Nel 1943, all’imperversare della Seconda guerra mondiale, Napoli si trovava nella morsa tedesca. L’esercito della grande potenza teutonica stava piegando, incontrastato, o almeno credeva, la città partenopea. Rumori di spari con grida di morte accompagnavano lo scempio dei Tedeschi quando, inaspettatamente, i civili insorsero in una protesta corale. Un esempio di orgoglio e forza di crederci anche quando tutto sembrava perduto ricevette un significativo impulso, in un primo momento, dai ragazzini. Fu, infatti, proprio un giovane scugnizzo, Gennaro Capuozzo – conosciuto col diminutivo di Gennarino –, a radunare i suoi coetanei per battersi contro i temuti nemici.
Nato solo undici anni prima nel centro storico, in un’umile famiglia a cui presto si sarebbero aggiunti altri tre fratelli, Gennarino fu costretto a diventare presto un adulto, come tanti altri bambini dell’epoca, e a lavorare come apprendista commesso. A otto anni, quando suo padre era partito per la guerra, era già divenuto il capofamiglia, e con dignità aveva risposto a quel ruolo dando un solido sostegno alla madre e ai fratelli, che affrontavano i difficili mesi bellici, fatti di fame e bombardamenti.

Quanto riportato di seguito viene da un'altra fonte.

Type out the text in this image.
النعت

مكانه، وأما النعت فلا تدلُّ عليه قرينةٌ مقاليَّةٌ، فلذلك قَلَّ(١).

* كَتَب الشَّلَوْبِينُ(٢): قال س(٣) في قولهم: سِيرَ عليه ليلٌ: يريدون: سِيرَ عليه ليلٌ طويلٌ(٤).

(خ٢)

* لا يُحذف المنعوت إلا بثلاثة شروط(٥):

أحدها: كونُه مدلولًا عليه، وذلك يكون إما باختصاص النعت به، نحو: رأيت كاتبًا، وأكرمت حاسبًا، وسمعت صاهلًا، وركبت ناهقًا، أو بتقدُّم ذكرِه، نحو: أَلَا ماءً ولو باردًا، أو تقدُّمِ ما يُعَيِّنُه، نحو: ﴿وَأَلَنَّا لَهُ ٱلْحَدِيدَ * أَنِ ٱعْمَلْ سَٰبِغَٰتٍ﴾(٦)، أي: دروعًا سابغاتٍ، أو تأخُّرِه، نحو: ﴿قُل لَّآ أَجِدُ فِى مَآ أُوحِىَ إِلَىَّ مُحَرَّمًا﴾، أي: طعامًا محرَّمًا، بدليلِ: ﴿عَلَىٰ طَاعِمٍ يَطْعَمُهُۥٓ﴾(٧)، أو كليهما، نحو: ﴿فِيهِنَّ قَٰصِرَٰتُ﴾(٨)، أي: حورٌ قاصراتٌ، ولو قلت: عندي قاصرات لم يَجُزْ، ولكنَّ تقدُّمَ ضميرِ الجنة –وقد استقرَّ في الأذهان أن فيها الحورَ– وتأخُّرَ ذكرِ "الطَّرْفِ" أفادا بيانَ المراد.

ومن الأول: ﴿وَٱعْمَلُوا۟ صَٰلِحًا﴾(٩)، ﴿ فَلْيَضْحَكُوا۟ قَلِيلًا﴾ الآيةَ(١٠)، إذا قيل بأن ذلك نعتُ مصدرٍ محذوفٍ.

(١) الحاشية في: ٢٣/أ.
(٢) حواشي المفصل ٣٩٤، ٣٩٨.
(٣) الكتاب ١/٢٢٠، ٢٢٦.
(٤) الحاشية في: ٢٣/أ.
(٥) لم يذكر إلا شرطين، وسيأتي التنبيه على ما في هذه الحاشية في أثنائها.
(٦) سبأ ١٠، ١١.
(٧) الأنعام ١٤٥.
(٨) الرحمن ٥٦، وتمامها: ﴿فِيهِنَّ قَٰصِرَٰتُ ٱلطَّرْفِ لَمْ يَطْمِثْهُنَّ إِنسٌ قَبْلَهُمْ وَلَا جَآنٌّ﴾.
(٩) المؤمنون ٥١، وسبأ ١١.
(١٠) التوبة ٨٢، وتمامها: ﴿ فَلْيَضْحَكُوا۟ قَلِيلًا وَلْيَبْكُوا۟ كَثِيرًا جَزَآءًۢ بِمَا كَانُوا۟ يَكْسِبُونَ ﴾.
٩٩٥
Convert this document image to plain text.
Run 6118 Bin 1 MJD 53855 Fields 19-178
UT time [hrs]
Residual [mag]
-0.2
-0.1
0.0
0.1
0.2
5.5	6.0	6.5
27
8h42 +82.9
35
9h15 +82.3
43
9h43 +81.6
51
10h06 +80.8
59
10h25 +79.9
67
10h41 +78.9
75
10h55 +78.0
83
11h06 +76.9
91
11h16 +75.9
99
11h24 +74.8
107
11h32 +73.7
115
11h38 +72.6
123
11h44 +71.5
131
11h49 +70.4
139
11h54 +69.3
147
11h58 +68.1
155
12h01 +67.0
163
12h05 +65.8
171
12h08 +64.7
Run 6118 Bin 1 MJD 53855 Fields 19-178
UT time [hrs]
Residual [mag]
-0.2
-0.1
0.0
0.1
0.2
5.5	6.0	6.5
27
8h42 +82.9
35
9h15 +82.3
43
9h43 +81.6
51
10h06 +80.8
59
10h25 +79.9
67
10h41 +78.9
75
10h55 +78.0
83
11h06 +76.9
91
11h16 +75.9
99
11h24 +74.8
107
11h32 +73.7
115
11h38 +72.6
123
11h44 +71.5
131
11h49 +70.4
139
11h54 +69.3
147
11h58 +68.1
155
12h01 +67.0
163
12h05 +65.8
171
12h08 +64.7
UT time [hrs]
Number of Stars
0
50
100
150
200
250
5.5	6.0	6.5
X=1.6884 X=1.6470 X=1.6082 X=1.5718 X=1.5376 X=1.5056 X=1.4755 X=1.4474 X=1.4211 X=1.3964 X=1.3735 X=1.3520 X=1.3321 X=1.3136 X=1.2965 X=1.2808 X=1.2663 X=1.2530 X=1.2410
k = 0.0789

Quando, l’8 settembre 1943, il maresciallo Badoglio firmò l’armistizio, l’esercito italiano rimase senza ordini mentre i Tedeschi passarono dall’essere alleati a nemici. Alla loro spietata azione risposero i napoletani, e la mattina del 28 settembre, il giorno dopo l’inizio delle Quattro Giornate, quando Gennarino uscì di casa per andare a lavorare, ci fu un cambio di rotta. Dopo aver assistito agli spari su tre persone davanti a un panificio, il ragazzino tornò indietro, salutò sua madre, Mammà, nun m’aspetta’, tornerò quann Napule sarà libera, e corse ad aiutare i suoi giovani compagni. Quel piccolo uomo si aggirò tra i soldati caduti e tra le caserme di via Foria e di via San Giovanni a Carbonara per procurarsi una grande quantità di armi, grazie alla quale gli scugnizzi poterono opporsi alle forze tedesche. Ma Gennarino non si limitò alla caccia di mezzi di combattimento, fu anzi tra i primi a battersi attivamente. La sua impavidità fu d’esempio per chi, inizialmente, era troppo spaventato per lottare, ma che rimase poi profondamente colpito dalla tenacia di quello che era soltanto un ragazzino.
Il 29 settembre Capuozzo non esitò a scagliarsi con i suoi compagni contro un camion dei nemici, e grazie all’uso di mitragliatrici e bombe a mano, li costrinse alla resa. Tale successo lo incoraggiò a non fermarsi nell’impresa che, però, si rivelò per lui fatale. In via Santa Teresa degli Scalzi, mentre tentava di contrastare un carro armato tedesco, fu colpito da una granata.
Gennarino perse la vita lasciando soli i suoi fratelli e la madre, ma fu anche grazie a lui se i soldati tedeschi si trovarono così indeboliti da dover abbandonare la città il giorno successivo. Appena dodicenne, così recita la motivazione alla Medaglia al valor militare che gli fu attribuita, durante le giornate insurrezionali di Napoli partecipò agli scontri sostenuti contro i Tedeschi, dapprima rifornendo di munizioni i patrioti e poi impugnando egli stesso le armi. In uno scontro con carri armati tedeschi, in piedi, sprezzante della morte, tra due insorti che facevano fuoco, con indomito coraggio lanciava bombe a mano fino a che lo scoppio di una granata lo sfracellava sul posto di combattimento insieme al mitragliere che gli era al fianco. Prodigioso ragazzo che fu mirabile esempio di precoce ardimento e sublime eroismo. Napoli, 28-29 settembre 1943.
A Gennarino bastarono due giorni d’intrepido coraggio per segnare la storia di Napoli, contribuendo a rendere possibile la liberazione della città da un nemico che sembrava invincibile.